The overhead door is something I've given thought to, but don't have a final solution for. At the very least, I'm going to use a system that closes the seal tightly. I may add insulation to the door panels, if that seams to make sense. I may have a secondary door inside the main one that would be closed when the vehicles are inside at night. That would account for the period of greatest heat loss, and it wouldn't be much of a burden to open and close on the way to and from the vehicles.

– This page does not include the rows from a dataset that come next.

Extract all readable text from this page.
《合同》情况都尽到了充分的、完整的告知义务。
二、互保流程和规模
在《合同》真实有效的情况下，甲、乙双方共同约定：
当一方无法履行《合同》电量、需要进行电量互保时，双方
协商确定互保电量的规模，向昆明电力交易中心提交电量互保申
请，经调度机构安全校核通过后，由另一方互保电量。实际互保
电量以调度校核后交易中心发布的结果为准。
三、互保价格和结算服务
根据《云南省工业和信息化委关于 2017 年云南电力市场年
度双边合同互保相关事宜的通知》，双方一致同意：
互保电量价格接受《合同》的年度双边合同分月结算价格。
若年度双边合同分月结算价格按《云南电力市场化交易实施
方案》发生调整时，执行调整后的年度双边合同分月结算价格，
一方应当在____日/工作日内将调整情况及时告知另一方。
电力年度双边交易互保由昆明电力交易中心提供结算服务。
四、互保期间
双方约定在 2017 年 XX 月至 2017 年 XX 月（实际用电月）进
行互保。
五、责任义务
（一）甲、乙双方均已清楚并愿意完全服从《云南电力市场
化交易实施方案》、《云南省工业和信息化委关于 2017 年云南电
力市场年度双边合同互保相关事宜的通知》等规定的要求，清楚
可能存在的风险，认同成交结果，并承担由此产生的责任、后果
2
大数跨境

Where I am, I think you can actually have power wire just stapled to open studs in a garage. For me, I it would be much more accessible to have wires inside a service cavity than in a conduit. Making changes inside a conduit seems like an unfun proposition. And so does running the wires in the conduit in the first place, for that matter.
Wall assembly rev 2.
I've taken on some suggestions and pared back and simplified the wall. I haven't been convinced to switch from green cellulose to beige exterior foam. I agree the foam, assuming it's not XPS or polyurethane, isn't as bad as I had first thought, but it's still not great. Kind of hard to beat a negative GWP. I also priced out the materials for my proposed wall and an equivalent r-value stud/exterior foam wall and it's $2000 more for the foam wall, so no incentive there.
Any glaring errors? I know the 2x10 width may seem like overkill, but I'd rather overkill than underkill. The total cost difference between this one and using 2x8 is only about $400.
That looks like a pretty standard double stud wall.
7/16" osb doesn't quite qualify as a vapor barrier according to the OBC and your inspector might still want either poly or vapor barrier paint.
2x3 are hard to find in longer length and even harder to find straight. For the small cost delta, I would go to 2x4s. If you must have 2x3, try to find the finger jointed ones as they tend to be straighter.
Even though the interior OSB will provide bracing for the wall eventually, it won't go up until the wall is wired and insulated. I would include some diagonal bracing somewhere inside the wall.
P.S. There is also no attractive way to air seal OSB, most of the better tapes won't hold paint either. If you want a nice interior finish, you might need another layer of something over the taped OSB.